Yup, and chances are if you're using a good C++ stl implementation, most containers already use packed storage internally. It doesn't even have a heap data structure, it uses an std::vector, with a set of helper functions.

emptysea

Rust-analyzer uses a similar technique for parsing https://github.com/rust-lang/rust-analyzer/blob/master/crate... which then gets fed into https://github.com/rust-analyzer/rowan (lossless syntax tree)

Tarean

Twee (an equational theorem prover in Haskell used by quickspec) has an interesting take on this. Terms are slices of arrays, but you get a normal interface including pattern matching via synonyms. It can also be nice to use phantom types of your references (array offsets), so if you project them into flat view types you can do so type safely

Requires the language to have something equivalent to pattern synonyms to be as invisible as twee, though.

In twee a TermList is a slice of a bytearray (two ints for offset/length plus a pointer).

And a term is an int for the function symbol and an unpacked TermList for the arguments.

The pattern match synonyms load a flat representation from the array into a view type, and the allocation of the view type cancels out with the pattern matching so everything remains allocation free.

https://hackage.haskell.org/package/twee-lib-2.4.2/docs/Twee...

Tarean

Forgot to mention: In the twee style, the int for the function id contains metadata (is it a unification variable or constant name? how many args does it take?). That way f1(f3(f5(), f7())) would be serialised as something like [1,3,5,7], without even references to other offsets

ww520

This is a fantastic idea. AST works well in an array based allocation block since it has no need for freeing individual nodes. It’s an add-only allocation.

JonChesterfield

What about transforming the AST after it is built, or deriving a new tree which partly aliases the original in persistent structure fashion?

ndesaulniers

Cool! Carbon is doing exactly this. I had asked leads if there was a paper on this approach, but they didn't have anything for me. I'll send them this post!

wrsh07

Chandler discusses it in this video though! https://youtu.be/ZI198eFghJk

You get some traversals for free with this layout (preorder, reverse post order). Can search for subtrees with string searching algorithms or more complex things with regex.

ndesaulniers

Ah, forgot if they had talked about that pattern externally yet. Thanks for the link.

benatkin

Zig uses a MultiArrayList which sounds similar https://mitchellh.com/zig/parser

pfdietz

One advantage to this is the ease with which it handles ephemeral annotations.

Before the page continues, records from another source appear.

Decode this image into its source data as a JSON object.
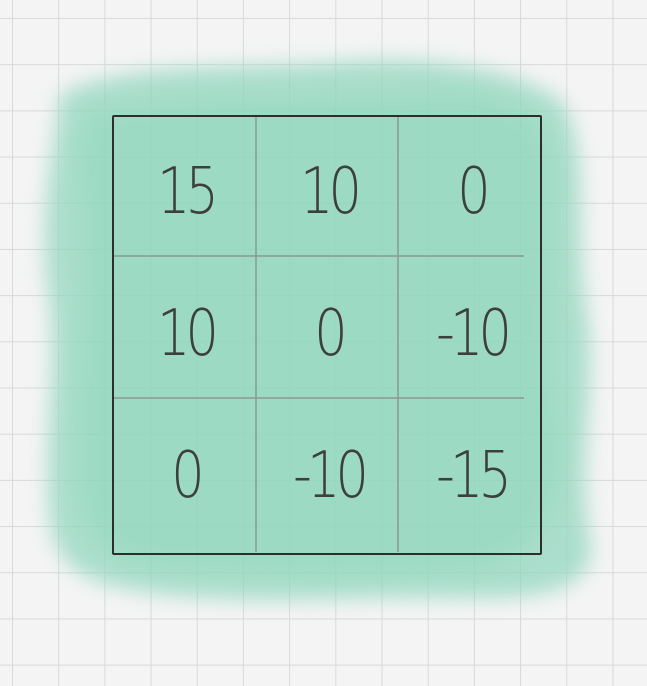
{
  "colors": {
    "paper": "#f4f4f4",
    "grid_line": "#d9d9d9",
    "wash": "#8fd6bd",
    "frame": "#2e2e2e",
    "digits": "#3d3f3f"
  },
  "matrix": {
    "rows": [
      [
        "15",
        "10",
        "0"
      ],
      [
        "10",
        "0",
        "-10"
      ],
      [
        "0",
        "-10",
        "-15"
      ]
    ]
  }
}
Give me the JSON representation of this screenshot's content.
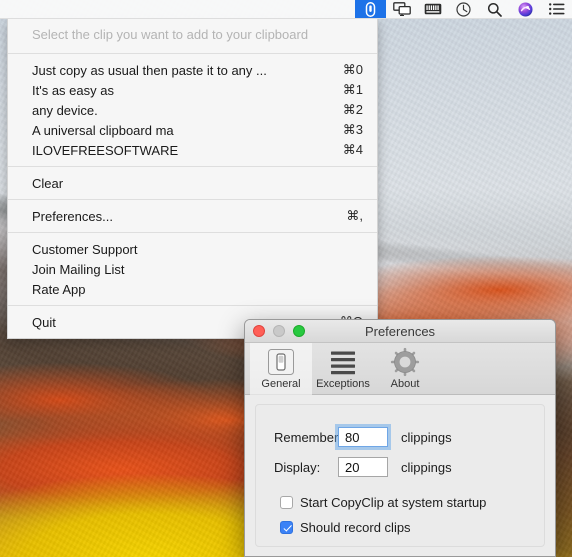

Suppose you want to attach additional information to some of the nodes of the AST. Different algorithms on the AST will attach different information; you don't necessarily need them all at the same time or know ahead of time what you'll need.

With nodes, you have to have some sort of node/value hash table, or hang a key/value map off each node. But with this flattened representation, each datum gets its own flat array as well, which can be independently allocated and deallocated.

One other thing I noticed about this flat representation is that it throws static typing into a cocked hat! All you have to refer to other nodes is indices. All different kinds of nodes are stored in the same array.